We also knew we had to get all employees on the same page. Each agency had its own culture of close ties and fun times combined with hard work. We wanted to carry this culture into the new organisation too.
So those were our two key challenges - positioning NATIVE as a serious player in the industry and ensuring all 140 employees were on board. You could sum up our goals with two words. We wanted to establish "credibility" and "transparency".
This was the ideal opportunity to demonstrate just how effective a digital approach could be, so we launched a four-stage digital strategy known as The Making of NATIVE. The idea was to launch our agency onto the scene in a unique way, one that clearly illustrated how effective digital could be - from internal social networks and profiles on social media platforms like Facebook, Twitter and YouTube to a well-designed visually appealing and content rich site.
For employees to truly embrace a new concept, whether it be a merger, name change or acquisition, they need to be integrally involved in the process. From the start we wanted to ensure our employees understood that they were an important part of the creation of the new NATIVE brand and we provided employees with the opportunity to discuss and debate various aspects of the merger. Our aim was to lift the heavy aspects of the change with fun.
The Making of NATIVE campaign was run over four months and covered the key elements of the formation of NATIVE, kicking off with the first phase, Origins, which focused on the unique abilities and talents being brought to the NATIVE stable.
With the three agencies operating out of their offices for the first three months of the merger, we had to find of a way to get them speaking to one another. We launched an internal social networking site called "Think NATIVE". Employees were encouraged to interact on this platform and we spoke to them regularly about merger developments. Employees wrote about different themes - including 'origins of the Internet', 'my personal path to NATIVE' and input on our values.

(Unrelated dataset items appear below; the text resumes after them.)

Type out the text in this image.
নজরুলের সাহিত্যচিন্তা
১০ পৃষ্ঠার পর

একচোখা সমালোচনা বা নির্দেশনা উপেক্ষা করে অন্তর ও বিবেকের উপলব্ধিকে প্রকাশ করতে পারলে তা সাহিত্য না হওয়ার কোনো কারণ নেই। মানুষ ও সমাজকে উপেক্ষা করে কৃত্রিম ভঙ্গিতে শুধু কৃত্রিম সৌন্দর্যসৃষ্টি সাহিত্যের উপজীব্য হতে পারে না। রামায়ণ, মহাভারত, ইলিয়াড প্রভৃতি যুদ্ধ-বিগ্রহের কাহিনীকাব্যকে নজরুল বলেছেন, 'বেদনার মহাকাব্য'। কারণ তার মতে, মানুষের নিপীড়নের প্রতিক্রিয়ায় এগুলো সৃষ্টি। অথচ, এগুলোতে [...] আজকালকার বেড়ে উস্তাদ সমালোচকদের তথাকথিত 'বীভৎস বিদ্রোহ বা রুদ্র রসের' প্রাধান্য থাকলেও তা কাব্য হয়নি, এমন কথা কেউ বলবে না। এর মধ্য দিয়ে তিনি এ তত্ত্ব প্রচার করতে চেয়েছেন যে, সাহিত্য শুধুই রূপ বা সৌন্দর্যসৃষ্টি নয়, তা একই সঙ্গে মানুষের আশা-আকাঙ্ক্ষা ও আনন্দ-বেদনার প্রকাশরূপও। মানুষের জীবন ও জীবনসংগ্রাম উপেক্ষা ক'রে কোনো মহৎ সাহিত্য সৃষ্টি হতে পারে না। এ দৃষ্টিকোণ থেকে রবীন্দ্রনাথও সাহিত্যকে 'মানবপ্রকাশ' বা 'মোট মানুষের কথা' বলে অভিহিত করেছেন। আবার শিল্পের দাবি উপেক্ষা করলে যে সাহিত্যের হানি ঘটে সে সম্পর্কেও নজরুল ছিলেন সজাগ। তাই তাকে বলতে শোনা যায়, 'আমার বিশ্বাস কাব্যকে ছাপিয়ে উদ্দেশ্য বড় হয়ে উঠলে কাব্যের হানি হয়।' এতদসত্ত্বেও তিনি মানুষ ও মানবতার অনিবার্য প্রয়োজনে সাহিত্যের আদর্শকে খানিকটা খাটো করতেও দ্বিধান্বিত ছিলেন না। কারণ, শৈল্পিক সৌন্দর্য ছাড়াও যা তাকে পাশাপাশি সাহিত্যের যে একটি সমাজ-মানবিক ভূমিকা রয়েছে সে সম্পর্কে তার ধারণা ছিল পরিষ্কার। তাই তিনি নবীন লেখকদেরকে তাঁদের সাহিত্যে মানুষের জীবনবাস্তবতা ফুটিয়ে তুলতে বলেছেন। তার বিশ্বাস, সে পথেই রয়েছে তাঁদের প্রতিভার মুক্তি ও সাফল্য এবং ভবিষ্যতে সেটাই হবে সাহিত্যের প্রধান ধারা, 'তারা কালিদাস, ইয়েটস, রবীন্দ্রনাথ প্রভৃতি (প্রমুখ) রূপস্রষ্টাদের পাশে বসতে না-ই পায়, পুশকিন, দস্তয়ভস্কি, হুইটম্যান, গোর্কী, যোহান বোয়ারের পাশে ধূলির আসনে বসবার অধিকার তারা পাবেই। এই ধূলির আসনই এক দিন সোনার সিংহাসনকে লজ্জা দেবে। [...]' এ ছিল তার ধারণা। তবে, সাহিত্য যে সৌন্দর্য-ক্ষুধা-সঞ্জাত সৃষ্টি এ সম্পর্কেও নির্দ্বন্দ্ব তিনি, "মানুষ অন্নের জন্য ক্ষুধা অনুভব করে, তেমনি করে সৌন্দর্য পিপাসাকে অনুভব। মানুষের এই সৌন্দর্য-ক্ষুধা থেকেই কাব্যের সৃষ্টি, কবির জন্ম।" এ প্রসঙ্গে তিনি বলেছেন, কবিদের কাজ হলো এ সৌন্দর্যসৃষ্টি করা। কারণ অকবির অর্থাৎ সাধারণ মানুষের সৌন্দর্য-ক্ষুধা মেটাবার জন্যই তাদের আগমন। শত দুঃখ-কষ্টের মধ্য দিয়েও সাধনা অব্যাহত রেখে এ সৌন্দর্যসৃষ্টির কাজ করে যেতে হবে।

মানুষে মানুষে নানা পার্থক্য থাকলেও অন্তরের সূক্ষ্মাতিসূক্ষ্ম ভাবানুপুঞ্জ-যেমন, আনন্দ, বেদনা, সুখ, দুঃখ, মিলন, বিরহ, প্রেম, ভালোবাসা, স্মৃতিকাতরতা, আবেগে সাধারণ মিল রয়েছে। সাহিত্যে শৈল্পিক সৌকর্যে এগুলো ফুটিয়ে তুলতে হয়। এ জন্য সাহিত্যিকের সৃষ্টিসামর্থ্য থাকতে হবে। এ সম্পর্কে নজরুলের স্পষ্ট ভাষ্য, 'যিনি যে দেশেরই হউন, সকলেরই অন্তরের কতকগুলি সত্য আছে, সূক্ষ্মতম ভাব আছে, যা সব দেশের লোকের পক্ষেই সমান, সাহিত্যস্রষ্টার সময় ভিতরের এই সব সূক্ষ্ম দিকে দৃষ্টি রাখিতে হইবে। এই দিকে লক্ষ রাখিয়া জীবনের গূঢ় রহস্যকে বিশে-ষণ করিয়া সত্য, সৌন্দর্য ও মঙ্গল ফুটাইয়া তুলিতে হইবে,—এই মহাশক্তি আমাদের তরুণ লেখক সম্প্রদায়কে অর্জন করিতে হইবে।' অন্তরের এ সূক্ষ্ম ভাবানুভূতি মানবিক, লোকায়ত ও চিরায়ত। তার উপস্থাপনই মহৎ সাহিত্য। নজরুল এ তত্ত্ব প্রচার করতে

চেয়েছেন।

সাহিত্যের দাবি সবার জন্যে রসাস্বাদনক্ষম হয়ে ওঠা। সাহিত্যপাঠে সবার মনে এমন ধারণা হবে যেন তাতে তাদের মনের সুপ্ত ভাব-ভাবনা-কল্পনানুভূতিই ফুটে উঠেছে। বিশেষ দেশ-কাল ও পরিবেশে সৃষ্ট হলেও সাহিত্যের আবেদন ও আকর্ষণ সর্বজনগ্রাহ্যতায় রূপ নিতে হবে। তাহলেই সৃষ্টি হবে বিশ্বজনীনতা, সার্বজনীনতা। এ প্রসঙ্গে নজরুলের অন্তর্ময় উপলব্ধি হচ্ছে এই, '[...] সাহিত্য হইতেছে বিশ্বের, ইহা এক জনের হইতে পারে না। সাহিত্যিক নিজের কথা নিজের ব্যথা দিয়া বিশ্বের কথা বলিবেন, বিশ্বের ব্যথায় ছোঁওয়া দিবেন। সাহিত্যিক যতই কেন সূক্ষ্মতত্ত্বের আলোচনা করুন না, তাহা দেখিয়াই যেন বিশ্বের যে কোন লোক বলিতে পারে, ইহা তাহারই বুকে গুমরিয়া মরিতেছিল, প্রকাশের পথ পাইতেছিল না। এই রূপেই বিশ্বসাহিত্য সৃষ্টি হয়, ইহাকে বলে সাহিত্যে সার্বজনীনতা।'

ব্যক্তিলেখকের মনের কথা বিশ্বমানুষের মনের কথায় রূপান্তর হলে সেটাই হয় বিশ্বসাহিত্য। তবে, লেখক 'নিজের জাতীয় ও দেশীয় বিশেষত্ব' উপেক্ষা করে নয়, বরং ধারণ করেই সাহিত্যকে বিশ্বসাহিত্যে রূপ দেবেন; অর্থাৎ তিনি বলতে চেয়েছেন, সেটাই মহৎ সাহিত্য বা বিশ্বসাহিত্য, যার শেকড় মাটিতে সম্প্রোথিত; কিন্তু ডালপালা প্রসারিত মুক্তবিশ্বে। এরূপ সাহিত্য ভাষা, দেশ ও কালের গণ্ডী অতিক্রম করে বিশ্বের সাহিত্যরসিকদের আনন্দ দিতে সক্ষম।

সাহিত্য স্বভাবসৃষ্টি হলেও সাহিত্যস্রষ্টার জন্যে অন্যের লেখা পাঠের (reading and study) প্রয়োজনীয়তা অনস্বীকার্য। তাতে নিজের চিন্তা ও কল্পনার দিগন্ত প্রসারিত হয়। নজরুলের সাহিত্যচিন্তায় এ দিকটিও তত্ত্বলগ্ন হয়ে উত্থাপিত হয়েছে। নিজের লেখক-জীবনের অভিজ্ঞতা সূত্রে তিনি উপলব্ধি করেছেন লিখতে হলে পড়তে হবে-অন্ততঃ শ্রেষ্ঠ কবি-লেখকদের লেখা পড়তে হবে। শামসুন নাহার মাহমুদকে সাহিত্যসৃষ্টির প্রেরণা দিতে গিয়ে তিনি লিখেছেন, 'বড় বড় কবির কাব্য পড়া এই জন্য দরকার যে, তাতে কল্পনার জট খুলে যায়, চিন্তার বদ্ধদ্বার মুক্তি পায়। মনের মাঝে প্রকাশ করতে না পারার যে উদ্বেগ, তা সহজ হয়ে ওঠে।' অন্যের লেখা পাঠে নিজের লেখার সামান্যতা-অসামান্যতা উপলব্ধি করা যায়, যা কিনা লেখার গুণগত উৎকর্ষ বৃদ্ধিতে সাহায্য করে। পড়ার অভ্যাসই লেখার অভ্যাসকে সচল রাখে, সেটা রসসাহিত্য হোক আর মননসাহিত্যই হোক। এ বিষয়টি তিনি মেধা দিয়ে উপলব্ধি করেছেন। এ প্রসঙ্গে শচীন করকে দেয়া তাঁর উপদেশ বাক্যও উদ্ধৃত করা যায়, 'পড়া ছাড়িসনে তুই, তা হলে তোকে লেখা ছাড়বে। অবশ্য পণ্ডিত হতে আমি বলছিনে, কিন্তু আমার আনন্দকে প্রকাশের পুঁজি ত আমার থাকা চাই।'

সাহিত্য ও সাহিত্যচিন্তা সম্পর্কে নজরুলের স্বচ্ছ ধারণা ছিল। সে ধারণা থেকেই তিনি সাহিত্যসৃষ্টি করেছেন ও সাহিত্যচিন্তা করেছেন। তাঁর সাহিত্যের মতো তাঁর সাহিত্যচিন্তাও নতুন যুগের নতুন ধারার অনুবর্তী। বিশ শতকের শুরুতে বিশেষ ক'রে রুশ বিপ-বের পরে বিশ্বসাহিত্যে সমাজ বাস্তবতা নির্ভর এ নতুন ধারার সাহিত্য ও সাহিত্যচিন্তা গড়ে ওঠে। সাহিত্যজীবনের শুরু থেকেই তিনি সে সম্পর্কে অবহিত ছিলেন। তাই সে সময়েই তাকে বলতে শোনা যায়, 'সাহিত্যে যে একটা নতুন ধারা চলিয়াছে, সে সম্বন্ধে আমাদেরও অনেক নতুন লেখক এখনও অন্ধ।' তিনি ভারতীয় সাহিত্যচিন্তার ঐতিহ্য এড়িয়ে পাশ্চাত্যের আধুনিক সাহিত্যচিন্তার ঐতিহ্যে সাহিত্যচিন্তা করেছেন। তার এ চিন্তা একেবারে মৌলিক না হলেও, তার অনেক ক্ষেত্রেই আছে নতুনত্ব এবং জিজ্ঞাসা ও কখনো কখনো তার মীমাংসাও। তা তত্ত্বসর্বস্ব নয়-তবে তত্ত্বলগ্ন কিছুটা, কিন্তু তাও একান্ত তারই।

Think NATIVE was also used for crowdsourcing - we moved the best content from this platform to the official website
for the public to read. This formed the basis of our 'inside out' approach. Essentially, we were giving the world a view of the process we were going through, working with our employees to develop the brand form the inside first and then sharing that information with the outside world.
Internal events were held at different stages of the merger to encourage further interaction and relationship building, to begin the process of creating the new NATIVE culture and to minimise feelings of alienation and loss amongst employees. Two glamorous launch parties were held in Johannesburg and Cape Town to coincide with the Loerie Awards. We also held a Yoga day to celebrate the NATIVE value of agility, a mask-making day for our creativity value and a dress-up party for Tribal to name just a few.
The third stage focused on the thought-leaders in the company and podcasts were produced, covering 11 industry insights for 2011. These were placed on the website as well as handed out to existing and potential clients.
The final phase focused on the mobilisation of employees into a new office. Videos were created of the building of the new NATIVE premises and employees once again shared their thoughts on the process.
Throughout the process employees were blogging and social networking about their experiences. Obviously exposing a newly-hatched company to the world through social networking and live events on the web is a brave move. It makes one vulnerable, but at the same time we made a point of being totally open, honest and willing to listen, which is what we stand for at NATIVE. It also provides the public with a unique insight into the culture of the company.
The exercise has been highly successful for NATIVE and it's given us a chance to see how powerful social networking can be. It's what we preach, so it we knew it would work.
If other companies want to follow a process like this, I would recommend getting involved with an agency that understands the space. Apart from the set up of the social networking side, it needs to be understood that if you are going to be exposing your company to the opinions of employees and the public, you need to be prepared to handle the feedback you receive. Having a community management team on board is vital as they will know how to turn a negative into a positive in the public domain.
You need to know what your objectives are during the merger campaign, you need to be sincere and when you get feedback you need to respond and have people equipped to ensure a positive outcome for your brand.